Chronic Disease: Can Your Lifestyle Make a Difference?

 

Lately in the literature, lifestyle medicine has been mentioned as an effective practice that influences our overall health and risk of diseases in general. Many of the  leading causes of death in developed countries have been referred to as chronic diseases and ways to prevent these diseases is to practice a “healthy lifestyle”. But what does that exactly mean? Some research has suggested that our susceptibility to Covid-19 may even be altered by our lifestyles, obesity being named a risk factor.
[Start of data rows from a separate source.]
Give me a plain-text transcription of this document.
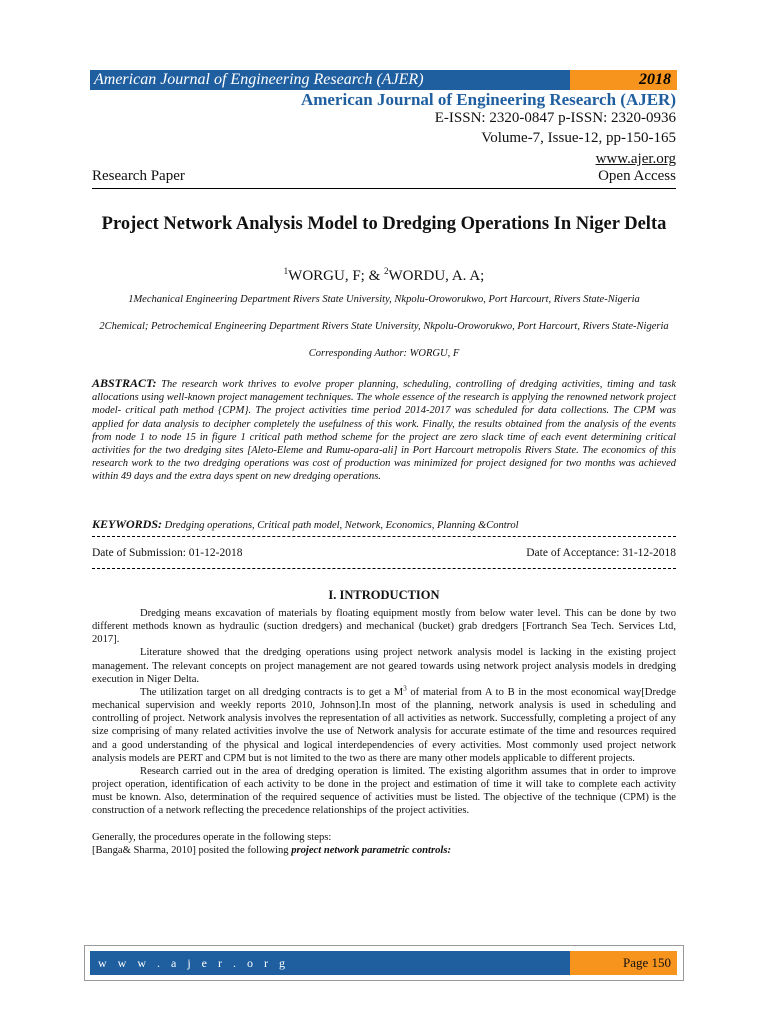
American Journal of Engineering Research (AJER)	2018
American Journal of Engineering Research (AJER)
E-ISSN: 2320-0847 p-ISSN: 2320-0936
Volume-7, Issue-12, pp-150-165
www.ajer.org
Research Paper	Open Access
Project Network Analysis Model to Dredging Operations In Niger Delta
$^1$WORGU, F; & $^2$WORDU, A. A;
1Mechanical Engineering Department Rivers State University, Nkpolu-Oroworukwo, Port Harcourt, Rivers State-Nigeria
2Chemical; Petrochemical Engineering Department Rivers State University, Nkpolu-Oroworukwo, Port Harcourt, Rivers State-Nigeria
Corresponding Author: WORGU, F
ABSTRACT: The research work thrives to evolve proper planning, scheduling, controlling of dredging activities, timing and task allocations using well-known project management techniques. The whole essence of the research is applying the renowned network project model- critical path method {CPM}. The project activities time period 2014-2017 was scheduled for data collections. The CPM was applied for data analysis to decipher completely the usefulness of this work. Finally, the results obtained from the analysis of the events from node 1 to node 15 in figure 1 critical path method scheme for the project are zero slack time of each event determining critical activities for the two dredging sites [Aleto-Eleme and Rumu-opara-ali] in Port Harcourt metropolis Rivers State. The economics of this research work to the two dredging operations was cost of production was minimized for project designed for two months was achieved within 49 days and the extra days spent on new dredging operations.
KEYWORDS: Dredging operations, Critical path model, Network, Economics, Planning &Control
Date of Submission: 01-12-2018	Date of Acceptance: 31-12-2018
I. INTRODUCTION

Dredging means excavation of materials by floating equipment mostly from below water level. This can be done by two different methods known as hydraulic (suction dredgers) and mechanical (bucket) grab dredgers [Fortranch Sea Tech. Services Ltd, 2017].

Literature showed that the dredging operations using project network analysis model is lacking in the existing project management. The relevant concepts on project management are not geared towards using network project analysis models in dredging execution in Niger Delta.

The utilization target on all dredging contracts is to get a $M^3$ of material from A to B in the most economical way[Dredge mechanical supervision and weekly reports 2010, Johnson].In most of the planning, network analysis is used in scheduling and controlling of project. Network analysis involves the representation of all activities as network. Successfully, completing a project of any size comprising of many related activities involve the use of Network analysis for accurate estimate of the time and resources required and a good understanding of the physical and logical interdependencies of every activities. Most commonly used project network analysis models are PERT and CPM but is not limited to the two as there are many other models applicable to different projects.

Research carried out in the area of dredging operation is limited. The existing algorithm assumes that in order to improve project operation, identification of each activity to be done in the project and estimation of time it will take to complete each activity must be known. Also, determination of the required sequence of activities must be listed. The objective of the technique (CPM) is the construction of a network reflecting the precedence relationships of the project activities.

Generally, the procedures operate in the following steps:

[Banga& Sharma, 2010] posited the following project network parametric controls:

w w w . a j e r . o r g	Page 150
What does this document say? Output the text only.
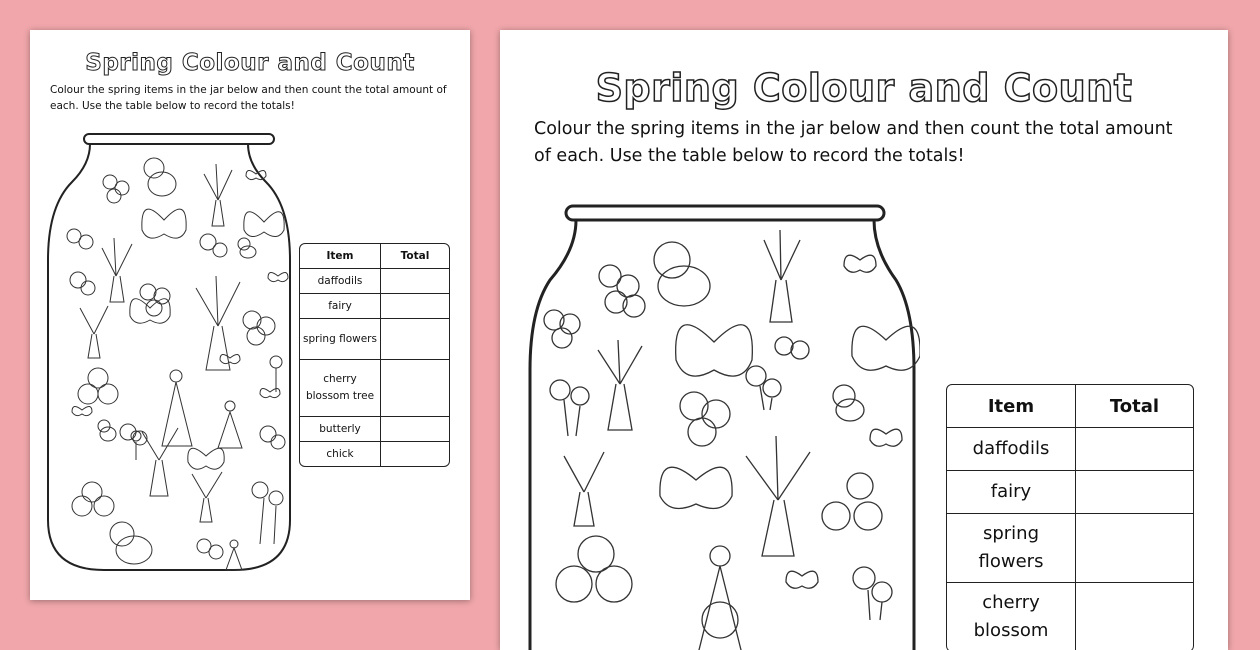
Spring Colour and Count
Colour the spring items in the jar below and then count the total amount of each. Use the table below to record the totals!
Item	Total
daffodils	
fairy	
spring flowers	
cherry blossom tree	
butterly	
chick	
Spring Colour and Count
Colour the spring items in the jar below and then count the total amount of each. Use the table below to record the totals!
Item	Total
daffodils	
fairy	
spring flowers	
cherry blossom	
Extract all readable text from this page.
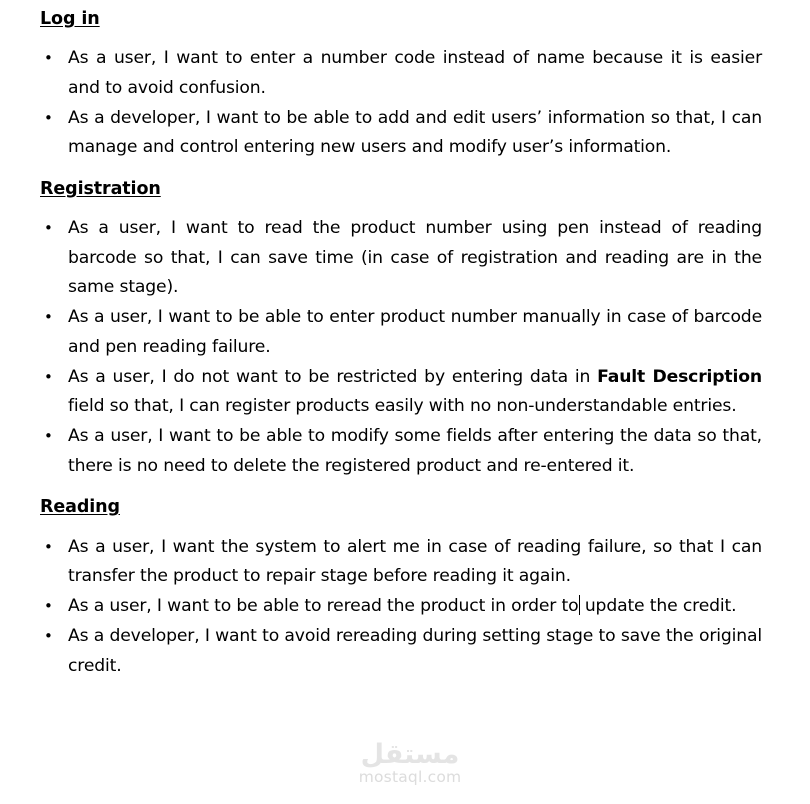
Log in
• As a user, I want to enter a number code instead of name because it is easier and to avoid confusion.
• As a developer, I want to be able to add and edit users’ information so that, I can manage and control entering new users and modify user’s information.
Registration
• As a user, I want to read the product number using pen instead of reading barcode so that, I can save time (in case of registration and reading are in the same stage).
• As a user, I want to be able to enter product number manually in case of barcode and pen reading failure.
• As a user, I do not want to be restricted by entering data in Fault Description field so that, I can register products easily with no non-understandable entries.
• As a user, I want to be able to modify some fields after entering the data so that, there is no need to delete the registered product and re-entered it.
Reading
• As a user, I want the system to alert me in case of reading failure, so that I can transfer the product to repair stage before reading it again.
• As a user, I want to be able to reread the product in order to update the credit.
• As a developer, I want to avoid rereading during setting stage to save the original credit.
مستقل
mostaql.com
In 1999, a Harvard-trained cardiologist, James E. Rippe published a textbook entitled Lifestyle Medicine in which he expressed his hope for a “new emphasis in medicine related to the links between daily behaviors and outcomes”. The idea slowly took root. In 2006, Loma Linda University School of Medicine, a Seventh Day Adventist institution in California, debuted the country’s first lifestyle medicine education program. A few years later the School of Medicine Greenville at the University of South Carolina went a step further, integrating lifestyle medicine into every facet of the curriculum and requiring prospective physicians in medical schools to spend 50 hours over two years covering the ways in which diet, nutrition and exercise impact the various organs and systems. Several other medical school programs have followed, that have been dedicated to the principals that healthy food, rich in nutrients, healthy fats, and lean protein, can be a potent weapon in the doctor’s bag.”

“How much a role does nutrition play in health? “It is the thing, says Jennifer Trilik , an associate professor at USC Greenville who directs the schools lifestyle medicine program. “if we’re talking about obesity, cardiovascular disease,  cancer, there’s so much evidence that saturated fat and trans-fat cause chronic inflammation, damaged the DNA and create growths in an adult body that shouldn’t be there. On the other hand, apples and blueberries have so many healthy antioxidants. We were made to eat whole foods and plant based foods, not processed ones out of a bag.